While it is great for twitchers and nature lovers, the real attraction is the various vantage points dotted around the park, allowing them to see the Taj Mahal from a unique perspective. It’s possible to spend a whole morning exploring the different paths but I found that an hour was enough time.
Opening Hours: 7 am – 6 pm
Entry Fee: 100 Rs. for foreigners, 20 Rs for Indians.
From a Boat on the Yamuna River
It’s the view that you see in most guidebooks or articles; the sun setting over the Taj Mahal while a boatman punts his way across the Yamuna in a wooden boat with the great white onion dome reflecting in the calm waters. Officially, it’s illegal for tourists to take a boat ride on the Yamuna. However, this doesn’t mean that it’s impossible, you just have to know where to look and who to ask. After all, who would want to miss out on the best view of the Taj Mahal just for the sake of a few rules?
Most hostels in and around Agra offer this tour (200-250 Rs per person) but I found that the best way is to do it yourself from Dusshera ghat. To reach Dusshera ghat, head to the Taj Mahal’s east gate from Taj East Gate Road and, as soon as you pass the ticket office, take a right and follow the Taj’s perimeter wall all the way to the waterfront. As boat rides are not advertised, it is best to ask around at the jetty to see if anyone will take you. When I visited, there were a few policemen on the jetty but they didn’t seem to mind me hopping aboard a boat. For the best view of the Taj, visit at sunset or sunrise.
We paid 100 rupees (around £1.10) each for a 15 – 20-minute ride.
Check out this blog post for a detailed account of how to take a sunset boat ride at the Taj Mahal.
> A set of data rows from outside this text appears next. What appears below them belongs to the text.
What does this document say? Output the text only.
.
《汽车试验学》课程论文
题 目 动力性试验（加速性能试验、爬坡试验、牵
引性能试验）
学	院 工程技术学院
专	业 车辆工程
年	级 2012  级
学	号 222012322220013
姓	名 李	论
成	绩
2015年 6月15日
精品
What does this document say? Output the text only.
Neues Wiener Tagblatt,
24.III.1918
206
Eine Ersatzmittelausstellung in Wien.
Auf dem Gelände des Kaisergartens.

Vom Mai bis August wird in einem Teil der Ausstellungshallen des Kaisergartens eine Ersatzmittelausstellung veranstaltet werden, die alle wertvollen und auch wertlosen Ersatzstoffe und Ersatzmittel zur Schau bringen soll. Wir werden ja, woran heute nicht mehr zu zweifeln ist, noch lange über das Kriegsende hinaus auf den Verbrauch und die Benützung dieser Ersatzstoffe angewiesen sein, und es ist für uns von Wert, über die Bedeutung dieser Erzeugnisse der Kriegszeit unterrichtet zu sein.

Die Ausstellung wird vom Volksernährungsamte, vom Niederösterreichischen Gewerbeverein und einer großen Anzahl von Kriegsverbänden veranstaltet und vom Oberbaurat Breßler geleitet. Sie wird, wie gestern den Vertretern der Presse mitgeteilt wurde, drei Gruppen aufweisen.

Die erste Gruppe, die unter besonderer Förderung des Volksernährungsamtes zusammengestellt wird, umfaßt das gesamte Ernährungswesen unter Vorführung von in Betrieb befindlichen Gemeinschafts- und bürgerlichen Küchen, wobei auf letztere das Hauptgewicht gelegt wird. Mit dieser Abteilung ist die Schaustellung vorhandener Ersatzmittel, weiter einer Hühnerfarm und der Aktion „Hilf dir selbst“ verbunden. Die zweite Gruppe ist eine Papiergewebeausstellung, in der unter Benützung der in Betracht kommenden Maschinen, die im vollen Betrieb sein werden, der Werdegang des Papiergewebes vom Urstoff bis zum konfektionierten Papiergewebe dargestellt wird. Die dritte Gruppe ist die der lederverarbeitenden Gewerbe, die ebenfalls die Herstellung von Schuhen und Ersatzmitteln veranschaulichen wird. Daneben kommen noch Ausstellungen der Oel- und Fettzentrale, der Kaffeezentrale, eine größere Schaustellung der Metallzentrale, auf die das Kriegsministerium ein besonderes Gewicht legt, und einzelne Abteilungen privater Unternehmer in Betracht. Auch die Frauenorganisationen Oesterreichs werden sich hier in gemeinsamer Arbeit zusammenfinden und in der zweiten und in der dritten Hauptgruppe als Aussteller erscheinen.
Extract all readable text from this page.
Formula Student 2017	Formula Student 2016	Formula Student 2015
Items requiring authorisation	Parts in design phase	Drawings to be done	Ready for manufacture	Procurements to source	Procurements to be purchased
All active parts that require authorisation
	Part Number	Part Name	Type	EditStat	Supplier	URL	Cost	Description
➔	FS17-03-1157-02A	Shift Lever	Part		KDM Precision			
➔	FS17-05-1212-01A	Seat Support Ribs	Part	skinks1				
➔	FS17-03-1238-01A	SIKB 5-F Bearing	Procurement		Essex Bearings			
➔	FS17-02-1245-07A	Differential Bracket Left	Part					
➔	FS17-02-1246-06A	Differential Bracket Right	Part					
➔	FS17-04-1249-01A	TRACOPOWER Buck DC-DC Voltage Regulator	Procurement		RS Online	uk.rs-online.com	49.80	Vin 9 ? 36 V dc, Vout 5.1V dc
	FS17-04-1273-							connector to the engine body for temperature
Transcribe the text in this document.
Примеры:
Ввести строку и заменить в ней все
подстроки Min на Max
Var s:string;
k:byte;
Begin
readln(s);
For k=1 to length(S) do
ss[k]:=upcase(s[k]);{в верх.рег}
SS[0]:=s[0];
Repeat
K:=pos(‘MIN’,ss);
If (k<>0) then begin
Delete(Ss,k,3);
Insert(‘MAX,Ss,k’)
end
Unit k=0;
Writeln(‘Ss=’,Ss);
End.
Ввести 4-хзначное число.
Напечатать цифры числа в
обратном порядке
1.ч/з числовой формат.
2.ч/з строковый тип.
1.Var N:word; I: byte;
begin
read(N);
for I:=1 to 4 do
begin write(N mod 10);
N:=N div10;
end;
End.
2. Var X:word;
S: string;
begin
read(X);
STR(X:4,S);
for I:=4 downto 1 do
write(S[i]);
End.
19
From a Rooftop Cafe or Restaurant
While it took many tuk-tuk rides, entrance fees and bartering with local boat owners to find all of the best viewpoints of the Taj Mahal, I needed really have bothered. One of the best spots for viewing the famous mausoleum is right in the center of the city, the Taj Ganj, an area popular for budget accommodation. Many of the hotels in this neighborhood have rooftop terraces and cafes, meaning you can grab a coffee and enjoy an unparalleled view of the Taj and the Great Gate. I tried the rooftop of Hotel Saniya Palace and the view was spectacular. The majority of the restaurants around Taj Ganj don’t carry an alcohol license, however, if you ask nicely they will soon find you an ice-cold beer. Just be warned, the food probably won’t live up to the view.